Why you shouldn’t leave hand sanitiser in your car
- Alcohol evaporates in heat
- Alcohol is highly flammable
- Alcohol can damage your car upholstery
- Warm hand sanitiser can irritate your skin
Alcohol is the active ingredient that kills coronavirus. Without it, hand sanitiser doesn’t work.
FGCU Associate Professor Dr. Greg Boyce, who works in the Department of Chemistry and Physics, said:
“It’s definitely an issue if you leave your hand sanitiser in the car for days at a time or weeks”
“If you are running errands and want to keep it in the car, that’s fine. But you shouldn’t be leaving it in the car indefinitely,”
Love to Know explains:
“Alcohol-based hand sanitisers are classified as Class I Flammable Liquid substances, which means they have a flash point of less than 100 degrees Fahrenheit”
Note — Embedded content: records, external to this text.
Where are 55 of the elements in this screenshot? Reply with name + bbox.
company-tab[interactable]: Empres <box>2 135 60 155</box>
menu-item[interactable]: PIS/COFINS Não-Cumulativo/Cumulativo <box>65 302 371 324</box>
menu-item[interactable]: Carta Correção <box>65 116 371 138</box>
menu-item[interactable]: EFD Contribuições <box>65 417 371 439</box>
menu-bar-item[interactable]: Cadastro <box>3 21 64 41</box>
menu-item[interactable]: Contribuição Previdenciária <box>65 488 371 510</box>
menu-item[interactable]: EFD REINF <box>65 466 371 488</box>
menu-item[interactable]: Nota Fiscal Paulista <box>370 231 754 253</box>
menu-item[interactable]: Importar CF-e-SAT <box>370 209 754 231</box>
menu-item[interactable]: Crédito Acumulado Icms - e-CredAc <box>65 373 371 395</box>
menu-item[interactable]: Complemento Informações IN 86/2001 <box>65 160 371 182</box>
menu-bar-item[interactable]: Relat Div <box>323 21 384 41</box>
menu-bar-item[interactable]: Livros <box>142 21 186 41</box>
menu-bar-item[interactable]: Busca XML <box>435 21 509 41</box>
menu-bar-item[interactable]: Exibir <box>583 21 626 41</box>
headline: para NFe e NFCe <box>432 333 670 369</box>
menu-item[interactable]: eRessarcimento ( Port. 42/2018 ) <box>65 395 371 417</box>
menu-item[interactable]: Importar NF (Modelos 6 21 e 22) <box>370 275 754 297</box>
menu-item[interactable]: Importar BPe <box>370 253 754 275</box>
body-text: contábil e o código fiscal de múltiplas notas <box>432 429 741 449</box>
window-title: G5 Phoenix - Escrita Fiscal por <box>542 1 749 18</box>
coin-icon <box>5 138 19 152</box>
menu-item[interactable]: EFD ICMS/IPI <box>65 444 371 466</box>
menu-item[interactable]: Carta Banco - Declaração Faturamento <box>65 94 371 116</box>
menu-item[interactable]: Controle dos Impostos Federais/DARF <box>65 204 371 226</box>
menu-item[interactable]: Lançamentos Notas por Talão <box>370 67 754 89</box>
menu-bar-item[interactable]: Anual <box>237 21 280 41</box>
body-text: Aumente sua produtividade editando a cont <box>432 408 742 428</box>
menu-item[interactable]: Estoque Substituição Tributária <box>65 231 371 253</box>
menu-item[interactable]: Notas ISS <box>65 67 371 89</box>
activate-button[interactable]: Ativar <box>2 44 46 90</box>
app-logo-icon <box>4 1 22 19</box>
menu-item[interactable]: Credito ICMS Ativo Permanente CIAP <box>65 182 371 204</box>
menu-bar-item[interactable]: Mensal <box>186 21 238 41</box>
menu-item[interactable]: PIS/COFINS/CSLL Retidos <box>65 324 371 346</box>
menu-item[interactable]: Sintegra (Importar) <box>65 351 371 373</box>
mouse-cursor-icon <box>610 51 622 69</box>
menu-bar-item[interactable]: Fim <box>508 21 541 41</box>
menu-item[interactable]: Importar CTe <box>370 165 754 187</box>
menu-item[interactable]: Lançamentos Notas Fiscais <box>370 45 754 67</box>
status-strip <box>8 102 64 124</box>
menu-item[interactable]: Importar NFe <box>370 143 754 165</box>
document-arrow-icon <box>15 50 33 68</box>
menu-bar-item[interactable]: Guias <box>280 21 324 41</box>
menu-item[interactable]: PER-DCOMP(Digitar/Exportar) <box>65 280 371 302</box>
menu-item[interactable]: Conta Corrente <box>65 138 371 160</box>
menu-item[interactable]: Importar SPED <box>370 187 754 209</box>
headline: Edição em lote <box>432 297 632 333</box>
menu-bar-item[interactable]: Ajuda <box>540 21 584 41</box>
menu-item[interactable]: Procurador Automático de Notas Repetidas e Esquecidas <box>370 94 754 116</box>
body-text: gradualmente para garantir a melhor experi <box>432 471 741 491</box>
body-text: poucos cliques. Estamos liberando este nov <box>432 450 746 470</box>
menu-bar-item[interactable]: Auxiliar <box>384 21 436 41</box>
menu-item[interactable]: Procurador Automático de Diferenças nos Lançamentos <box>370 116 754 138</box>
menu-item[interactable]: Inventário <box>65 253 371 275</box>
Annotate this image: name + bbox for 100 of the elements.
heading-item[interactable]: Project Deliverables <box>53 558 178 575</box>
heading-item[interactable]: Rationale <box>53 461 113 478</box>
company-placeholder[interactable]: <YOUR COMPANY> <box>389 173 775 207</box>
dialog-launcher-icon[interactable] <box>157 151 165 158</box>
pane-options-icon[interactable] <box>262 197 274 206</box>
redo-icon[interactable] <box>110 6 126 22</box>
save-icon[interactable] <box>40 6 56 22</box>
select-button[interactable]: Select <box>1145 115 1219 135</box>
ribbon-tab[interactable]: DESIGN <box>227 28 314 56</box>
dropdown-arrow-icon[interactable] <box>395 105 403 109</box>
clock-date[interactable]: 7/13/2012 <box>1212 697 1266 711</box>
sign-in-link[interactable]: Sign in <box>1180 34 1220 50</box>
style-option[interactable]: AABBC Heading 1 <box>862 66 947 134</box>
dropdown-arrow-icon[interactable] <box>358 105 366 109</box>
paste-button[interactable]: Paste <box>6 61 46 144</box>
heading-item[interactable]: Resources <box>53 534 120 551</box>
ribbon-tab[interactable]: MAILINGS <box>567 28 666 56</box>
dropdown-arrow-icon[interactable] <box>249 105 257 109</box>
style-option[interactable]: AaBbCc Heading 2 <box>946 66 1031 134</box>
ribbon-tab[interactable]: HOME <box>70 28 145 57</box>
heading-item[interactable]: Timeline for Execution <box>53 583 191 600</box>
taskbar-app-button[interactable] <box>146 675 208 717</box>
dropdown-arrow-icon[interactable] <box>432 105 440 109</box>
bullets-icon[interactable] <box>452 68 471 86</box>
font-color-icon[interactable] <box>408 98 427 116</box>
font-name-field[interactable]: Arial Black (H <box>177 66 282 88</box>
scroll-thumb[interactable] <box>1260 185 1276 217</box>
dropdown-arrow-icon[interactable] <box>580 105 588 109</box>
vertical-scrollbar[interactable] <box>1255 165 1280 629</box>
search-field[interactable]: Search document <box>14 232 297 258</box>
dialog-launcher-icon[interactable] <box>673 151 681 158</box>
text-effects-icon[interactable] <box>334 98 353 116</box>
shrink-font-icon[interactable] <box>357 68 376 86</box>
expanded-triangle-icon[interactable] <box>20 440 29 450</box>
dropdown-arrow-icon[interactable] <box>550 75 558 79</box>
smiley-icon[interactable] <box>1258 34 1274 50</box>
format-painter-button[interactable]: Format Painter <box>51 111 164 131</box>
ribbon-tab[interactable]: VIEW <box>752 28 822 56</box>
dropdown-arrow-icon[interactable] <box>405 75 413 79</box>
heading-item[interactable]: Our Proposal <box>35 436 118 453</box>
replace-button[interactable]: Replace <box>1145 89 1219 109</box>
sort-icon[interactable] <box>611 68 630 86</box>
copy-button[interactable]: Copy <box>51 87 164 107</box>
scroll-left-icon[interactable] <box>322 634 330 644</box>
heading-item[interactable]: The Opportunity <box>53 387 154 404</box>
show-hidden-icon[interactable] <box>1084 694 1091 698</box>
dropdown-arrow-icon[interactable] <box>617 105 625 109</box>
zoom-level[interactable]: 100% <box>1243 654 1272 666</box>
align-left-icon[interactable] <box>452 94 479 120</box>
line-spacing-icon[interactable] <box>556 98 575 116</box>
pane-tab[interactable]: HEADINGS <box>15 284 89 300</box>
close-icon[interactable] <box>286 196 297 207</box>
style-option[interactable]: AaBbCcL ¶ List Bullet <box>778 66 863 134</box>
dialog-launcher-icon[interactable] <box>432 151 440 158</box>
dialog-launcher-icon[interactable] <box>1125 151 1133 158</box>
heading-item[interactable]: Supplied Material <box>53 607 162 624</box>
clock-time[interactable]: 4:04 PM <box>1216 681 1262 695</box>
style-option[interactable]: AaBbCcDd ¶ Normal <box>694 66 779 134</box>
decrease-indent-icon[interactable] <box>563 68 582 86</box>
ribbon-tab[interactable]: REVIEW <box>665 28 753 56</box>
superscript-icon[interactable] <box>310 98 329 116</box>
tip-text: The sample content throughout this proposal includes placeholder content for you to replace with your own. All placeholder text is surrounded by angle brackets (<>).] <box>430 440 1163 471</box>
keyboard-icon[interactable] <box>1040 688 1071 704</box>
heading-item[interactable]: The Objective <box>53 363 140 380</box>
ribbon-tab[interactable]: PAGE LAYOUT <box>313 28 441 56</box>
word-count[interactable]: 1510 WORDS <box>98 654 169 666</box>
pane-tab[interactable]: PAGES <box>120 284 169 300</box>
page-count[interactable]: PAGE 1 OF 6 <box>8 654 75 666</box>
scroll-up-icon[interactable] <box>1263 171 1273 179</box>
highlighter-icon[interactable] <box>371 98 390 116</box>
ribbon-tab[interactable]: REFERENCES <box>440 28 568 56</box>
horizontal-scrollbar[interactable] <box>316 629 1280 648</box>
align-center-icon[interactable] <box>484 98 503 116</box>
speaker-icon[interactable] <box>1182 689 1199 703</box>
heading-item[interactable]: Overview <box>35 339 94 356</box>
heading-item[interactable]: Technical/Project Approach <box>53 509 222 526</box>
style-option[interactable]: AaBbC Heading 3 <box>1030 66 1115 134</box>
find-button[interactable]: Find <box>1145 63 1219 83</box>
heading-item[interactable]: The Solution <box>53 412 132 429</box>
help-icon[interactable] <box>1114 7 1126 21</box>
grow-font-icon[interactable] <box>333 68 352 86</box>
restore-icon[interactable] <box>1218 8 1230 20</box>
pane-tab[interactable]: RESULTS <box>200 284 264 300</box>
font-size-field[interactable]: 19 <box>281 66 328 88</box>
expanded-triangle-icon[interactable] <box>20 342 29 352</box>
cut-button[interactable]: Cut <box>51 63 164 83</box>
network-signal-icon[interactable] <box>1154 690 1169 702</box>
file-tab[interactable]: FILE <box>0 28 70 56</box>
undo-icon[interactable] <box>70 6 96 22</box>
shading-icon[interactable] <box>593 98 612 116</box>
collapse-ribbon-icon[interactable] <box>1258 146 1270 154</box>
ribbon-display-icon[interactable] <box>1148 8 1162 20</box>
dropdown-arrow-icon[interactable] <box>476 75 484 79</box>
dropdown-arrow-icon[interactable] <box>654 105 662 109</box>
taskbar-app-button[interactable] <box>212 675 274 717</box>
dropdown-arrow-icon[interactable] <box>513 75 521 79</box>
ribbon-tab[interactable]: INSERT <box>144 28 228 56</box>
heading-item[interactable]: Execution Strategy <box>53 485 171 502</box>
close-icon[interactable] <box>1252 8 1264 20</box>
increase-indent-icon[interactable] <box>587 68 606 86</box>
“Alcohol-based hand sanitizers should be stored away from all heat and ignition sources, including (but not limited to) sparks; open flames; any types of electrical outlets, switches or equipment; and extreme heat.”
Motoring Research has this advice:
“Disposable gloves may remove the need for hand sanistiser and protect your car into the bargain. Just remember to throw them away immediately after use.
“At all times, prioritise your safety – and that of others – over the condition of your car.”